Côte d’Ivoire / Crise du cacao : après leur garde à vue, les producteurs donnent pleins pouvoirs à Kanga Koffi et Koné Moussa

À Daloa, le 23 février 2026, plus de 2 500 délégués des producteurs des 23 régions productrices ont fait bloc. Pas pour une simple assemblée. Pour un signal. Dans un pays où le cacao structure les exportations, irrigue des centaines de milliers de ménages et pèse lourd dans les équilibres macroéconomiques, la moindre tension sur le prix bord champ devient un sujet national.

Le point de départ est connu. Le 1er octobre 2025, le Président Alassane Ouattara annonce un prix garanti de 2 800 FCFA le kilogramme. Message fort. Objectif clair : sécuriser le revenu paysan malgré la volatilité internationale. Dans les campagnes, l’annonce déclenche un espoir tangible. Dettes à apurer. Intrants à financer. Scolarités à honorer.

Mais dès novembre, selon la plateforme SYNAP-CI / ANAPROCI, la mécanique s’enraye. Ralentissement des achats. Blocages localisés. Reçus remis en lieu et place de paiements effectifs. Offres en dessous du prix officiel. Ponctions signalées sur les sacs. Autrement dit, une tension entre le prix administré et la réalité des transactions.

Pour comprendre l’onde de choc, il faut revenir au fonctionnement du système. La Côte d’Ivoire vend par anticipation une large part de sa récolte via des contrats export. Le régulateur fixe un prix bord champ en fonction des ventes déjà sécurisées et des perspectives de marché. Si les conditions internationales se dégradent, si les acheteurs manquent de trésorerie, ou si l’exécution contractuelle se grippe, la chaîne peut se tendre. Et la tension se matérialise au village.

C’est dans ce contexte que Koné Moussa (SYNAPCI) et Kanga Koffi (ANAPROCI) ont décidé de porter publiquement les doléances. Leur démarche a débouché sur une plainte du Directeur général du Conseil du Café-Cacao. Convoqués le 2 février 2026, les deux responsables ont été placés en garde à vue quarante-huit heures à Abidjan, avant d’être présentés au Procureur. Épisode judiciaire sensible dans une filière stratégique.

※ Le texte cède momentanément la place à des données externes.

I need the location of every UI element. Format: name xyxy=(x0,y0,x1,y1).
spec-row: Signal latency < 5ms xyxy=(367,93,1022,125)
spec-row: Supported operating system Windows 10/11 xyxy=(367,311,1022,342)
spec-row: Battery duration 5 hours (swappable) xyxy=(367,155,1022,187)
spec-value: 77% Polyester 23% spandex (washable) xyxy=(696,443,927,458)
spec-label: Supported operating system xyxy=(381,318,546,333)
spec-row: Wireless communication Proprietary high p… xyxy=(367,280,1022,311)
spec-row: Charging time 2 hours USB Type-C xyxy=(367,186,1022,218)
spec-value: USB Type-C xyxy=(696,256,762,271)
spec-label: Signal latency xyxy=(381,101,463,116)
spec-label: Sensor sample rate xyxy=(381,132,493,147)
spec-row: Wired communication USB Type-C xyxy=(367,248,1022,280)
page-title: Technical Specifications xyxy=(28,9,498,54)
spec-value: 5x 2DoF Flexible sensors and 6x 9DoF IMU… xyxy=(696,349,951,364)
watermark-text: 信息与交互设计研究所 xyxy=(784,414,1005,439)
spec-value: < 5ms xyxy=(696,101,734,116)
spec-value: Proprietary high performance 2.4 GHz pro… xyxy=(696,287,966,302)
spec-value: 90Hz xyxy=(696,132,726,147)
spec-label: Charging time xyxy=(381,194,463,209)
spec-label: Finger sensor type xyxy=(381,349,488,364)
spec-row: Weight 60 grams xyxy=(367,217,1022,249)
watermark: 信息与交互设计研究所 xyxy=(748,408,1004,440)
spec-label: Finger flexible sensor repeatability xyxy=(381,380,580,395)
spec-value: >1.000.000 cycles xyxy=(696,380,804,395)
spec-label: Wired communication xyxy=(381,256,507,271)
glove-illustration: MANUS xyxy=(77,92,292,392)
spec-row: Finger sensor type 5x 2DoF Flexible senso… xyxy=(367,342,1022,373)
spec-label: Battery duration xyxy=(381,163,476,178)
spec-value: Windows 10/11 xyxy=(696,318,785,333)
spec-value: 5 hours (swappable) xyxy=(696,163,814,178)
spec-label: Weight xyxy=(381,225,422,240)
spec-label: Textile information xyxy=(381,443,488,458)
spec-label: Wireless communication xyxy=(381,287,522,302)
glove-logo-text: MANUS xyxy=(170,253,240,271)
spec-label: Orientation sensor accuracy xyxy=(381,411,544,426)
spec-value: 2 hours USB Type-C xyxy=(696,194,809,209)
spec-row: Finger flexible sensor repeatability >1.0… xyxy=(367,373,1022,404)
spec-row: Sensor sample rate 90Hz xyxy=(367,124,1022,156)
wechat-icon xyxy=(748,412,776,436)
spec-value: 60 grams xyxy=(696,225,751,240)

À Daloa, loin de diviser, l’affaire a soudé. Chefferies traditionnelles, organisations professionnelles, syndicats : la coalition était large. Les délégués ont voté un mandat clair à leurs deux leaders pour porter les revendications au plus haut niveau de l’État. Demande d’assises nationales inclusives de la filière. Rencontre urgente sollicitée avec le Ministre d’État, Ministre de l’Agriculture et du Développement rural, Bruno Nabagné Koné. Dialogue recherché avec le régulateur pour concilier les positions.

Au-delà de l’émotion, l’enjeu est structurel. Comment garantir que le prix annoncé soit effectivement payé, dans un environnement mondial instable ? Comment renforcer la traçabilité des paiements et la liquidité des acheteurs ? Faut-il ajuster les mécanismes d’anticipation des ventes ou les filets de sécurité financiers ?

Le débat dépasse la conjoncture. Il touche à la confiance — actif immatériel central d’une filière qui engage l’image du pays auprès des traders, des broyeurs et des partenaires financiers. Un blocage prolongé pèserait sur les revenus ruraux. Une réforme mal calibrée créerait d’autres rigidités. L’équation est délicate.

Une chose est acquise : à Daloa, les producteurs ont choisi l’unité et le canal institutionnel. La séquence qui s’ouvre dira si le dialogue permettra d’aligner promesse publique, exécution de marché et stabilité sociale. Dans la première économie cacaoyère mondiale, la crédibilité du mécanisme de commercialisation vaut plus qu’un prix affiché.